Recon methodology
Reconnaissance is the foundation of bug bounty hunting, it's where you map out your target's entire attack surface before diving into any actual testing. Most hunters rush straight into vulnerability hunting and miss the majority of your attack surface.
Proper recon helps you discover forgotten subdomains, exposed development environments, leaked credentials in GitHub repositories, hidden API endpoints, and misconfigured services that other researchers overlook. The more thorough your reconnaissance phase, the larger your attack surface becomes, and the higher your chances of finding critical vulnerabilities that others missed.

Network port scanning
After filtering for live hosts, it's time to run a port scan and map out live services. Tools like Nmap and Masscan can help scan network ports at scale. Non-standard ports regularly expose administrative panels, database interfaces, and internal APIs that are not intended to be publicly accessible. Pay particular attention to ports commonly used by development stacks, such as 3000, 8080, 8443, and 9200.
Content discovery
Once you've mapped out the utilized technologies, it's time to perform some content discovery. Each individual host serves files, runs on certain web frameworks, or is hosting a custom panel or application. With the help of a (custom) wordlist and the use of a bruteforcing tool like FFuf or Feroxbuster, we can identify unlinked files and folders. These results often reference back to exposed panels, configuration files, undocumented API endpoints, and sometimes even backup archives.
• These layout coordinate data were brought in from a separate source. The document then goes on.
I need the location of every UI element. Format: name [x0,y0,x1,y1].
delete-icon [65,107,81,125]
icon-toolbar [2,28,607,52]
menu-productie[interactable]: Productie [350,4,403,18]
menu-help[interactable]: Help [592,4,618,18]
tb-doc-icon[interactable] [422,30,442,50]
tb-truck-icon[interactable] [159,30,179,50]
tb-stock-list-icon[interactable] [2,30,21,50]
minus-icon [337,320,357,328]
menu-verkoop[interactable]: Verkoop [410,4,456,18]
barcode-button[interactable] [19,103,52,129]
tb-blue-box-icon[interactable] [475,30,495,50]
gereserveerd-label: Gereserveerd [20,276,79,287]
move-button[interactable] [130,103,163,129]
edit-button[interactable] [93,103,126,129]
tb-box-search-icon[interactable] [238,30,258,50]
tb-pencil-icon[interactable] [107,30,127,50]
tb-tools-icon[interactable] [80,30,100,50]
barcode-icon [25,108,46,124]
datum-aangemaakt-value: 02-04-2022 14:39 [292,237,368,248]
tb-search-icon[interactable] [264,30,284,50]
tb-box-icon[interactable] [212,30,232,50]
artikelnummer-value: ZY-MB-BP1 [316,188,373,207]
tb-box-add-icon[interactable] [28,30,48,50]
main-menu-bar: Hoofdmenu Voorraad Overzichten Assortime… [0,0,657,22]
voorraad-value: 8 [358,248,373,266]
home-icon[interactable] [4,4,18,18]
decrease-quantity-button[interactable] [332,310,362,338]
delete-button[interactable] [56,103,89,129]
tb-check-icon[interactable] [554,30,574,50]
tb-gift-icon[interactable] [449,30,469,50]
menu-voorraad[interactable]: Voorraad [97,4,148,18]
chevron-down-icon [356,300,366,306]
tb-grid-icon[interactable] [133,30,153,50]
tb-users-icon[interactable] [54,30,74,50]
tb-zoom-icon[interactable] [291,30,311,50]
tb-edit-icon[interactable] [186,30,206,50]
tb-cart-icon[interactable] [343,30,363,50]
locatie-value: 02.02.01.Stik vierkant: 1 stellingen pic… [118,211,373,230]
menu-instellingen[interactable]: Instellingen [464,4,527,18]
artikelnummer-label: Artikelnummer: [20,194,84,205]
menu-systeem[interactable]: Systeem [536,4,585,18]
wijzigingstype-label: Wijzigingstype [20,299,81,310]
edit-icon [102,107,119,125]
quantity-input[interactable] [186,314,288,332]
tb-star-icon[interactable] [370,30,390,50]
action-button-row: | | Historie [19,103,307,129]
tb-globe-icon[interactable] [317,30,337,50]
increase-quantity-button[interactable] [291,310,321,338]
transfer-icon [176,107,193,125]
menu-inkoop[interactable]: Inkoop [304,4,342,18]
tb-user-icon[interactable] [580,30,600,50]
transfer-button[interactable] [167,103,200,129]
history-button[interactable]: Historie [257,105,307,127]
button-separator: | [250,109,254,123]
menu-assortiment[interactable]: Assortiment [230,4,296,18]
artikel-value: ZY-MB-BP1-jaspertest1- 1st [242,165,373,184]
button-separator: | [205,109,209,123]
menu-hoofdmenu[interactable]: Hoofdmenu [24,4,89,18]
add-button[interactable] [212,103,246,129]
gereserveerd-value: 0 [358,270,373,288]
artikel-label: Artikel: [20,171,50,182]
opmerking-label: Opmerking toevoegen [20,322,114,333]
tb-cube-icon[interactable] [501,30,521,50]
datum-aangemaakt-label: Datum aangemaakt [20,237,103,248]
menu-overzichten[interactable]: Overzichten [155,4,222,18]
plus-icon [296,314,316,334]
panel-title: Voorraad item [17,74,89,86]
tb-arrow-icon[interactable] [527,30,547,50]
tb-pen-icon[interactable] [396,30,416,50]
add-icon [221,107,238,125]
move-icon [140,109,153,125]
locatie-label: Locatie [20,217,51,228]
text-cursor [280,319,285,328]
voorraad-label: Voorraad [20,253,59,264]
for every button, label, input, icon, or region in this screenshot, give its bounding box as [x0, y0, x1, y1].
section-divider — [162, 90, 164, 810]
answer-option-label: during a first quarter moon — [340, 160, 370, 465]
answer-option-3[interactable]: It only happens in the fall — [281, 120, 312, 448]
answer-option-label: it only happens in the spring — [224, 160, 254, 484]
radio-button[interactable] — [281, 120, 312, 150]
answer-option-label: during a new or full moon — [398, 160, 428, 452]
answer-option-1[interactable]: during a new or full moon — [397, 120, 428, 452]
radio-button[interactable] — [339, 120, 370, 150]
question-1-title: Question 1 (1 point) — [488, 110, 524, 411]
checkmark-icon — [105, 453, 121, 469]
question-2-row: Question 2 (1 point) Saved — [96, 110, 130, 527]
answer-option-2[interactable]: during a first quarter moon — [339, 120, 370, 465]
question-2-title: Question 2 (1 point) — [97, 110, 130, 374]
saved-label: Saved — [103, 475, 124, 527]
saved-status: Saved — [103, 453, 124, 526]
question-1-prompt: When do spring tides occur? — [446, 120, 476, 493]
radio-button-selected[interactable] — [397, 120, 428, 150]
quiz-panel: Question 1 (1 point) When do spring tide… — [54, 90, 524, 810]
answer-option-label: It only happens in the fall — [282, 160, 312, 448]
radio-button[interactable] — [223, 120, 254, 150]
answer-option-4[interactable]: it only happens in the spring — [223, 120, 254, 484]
Third-party service mapping
Your target organization uses all sorts of third-party tools and services like Atlassian Jira, AWS S3, Jenkins, Freshworks, and similar platforms. These environments are often deployed but receive less security attention compared to the main asset, making it possible for security misconfigurations to arise. Tools like Misconfig-Mapper can help identify common security misconfigurations in third-party services at scale.
The recon process
The following steps represent the complete reconnaissance process in the order they are typically performed. Each phase builds on the output of the previous one.
Asset mapping
The first phase involves identifying all IP ranges, ASNs, and root domains owned by your target organisation. Query ARIN, RIPE, or APNIC with your target's organization name to search for netblocks, then cross-reference with tools like Amass or bgp.he.net to discover autonomous system numbers (ASNs) and the full scope of infrastructure under the target's control.
Subdomain enumeration
Next phase involves mapping out all subdomains from the root domains discovered in phase one. Combine passive sources, such as Google search results, certificate transparency logs, etc., with active brute-forcing using wordlists. Subdomains frequently point to staging environments, internal tooling, and legacy applications that receive significantly less security attention than the primary domain or assets.
Live host probing
Filter the raw subdomain list down to hosts that actively resolve. Tools like massdns and dnsx can be used to resolve hosts at scale, This step prevents you from wasting time scanning hosts that no longer respond, plus provides you with a more accurate view of your attack surface.
Technology fingerprinting
Next, it's time to fingerprint technologies. Each live host (and open port) is running services, such as web servers and frameworks, file sharing services, etc. In Bug bounty, we're specifically interested in mapping technologies used by each live domains as some are vulnerable to CVEs or common security misconfigurations. There are several tools that can help map out based on the HTTP response header(s) and web structure.
Parameter discovery
Parameters can be vulnerable to all sorts of security vulnerabilities, such as injection attacks. Our next step after content discovery is to enumerate unlinked query and body parameters. With the help of tools like ParamMiner and Arjun, we can quickly find forgotten parameters that are the frequent source of injection and IDOR vulnerabilities.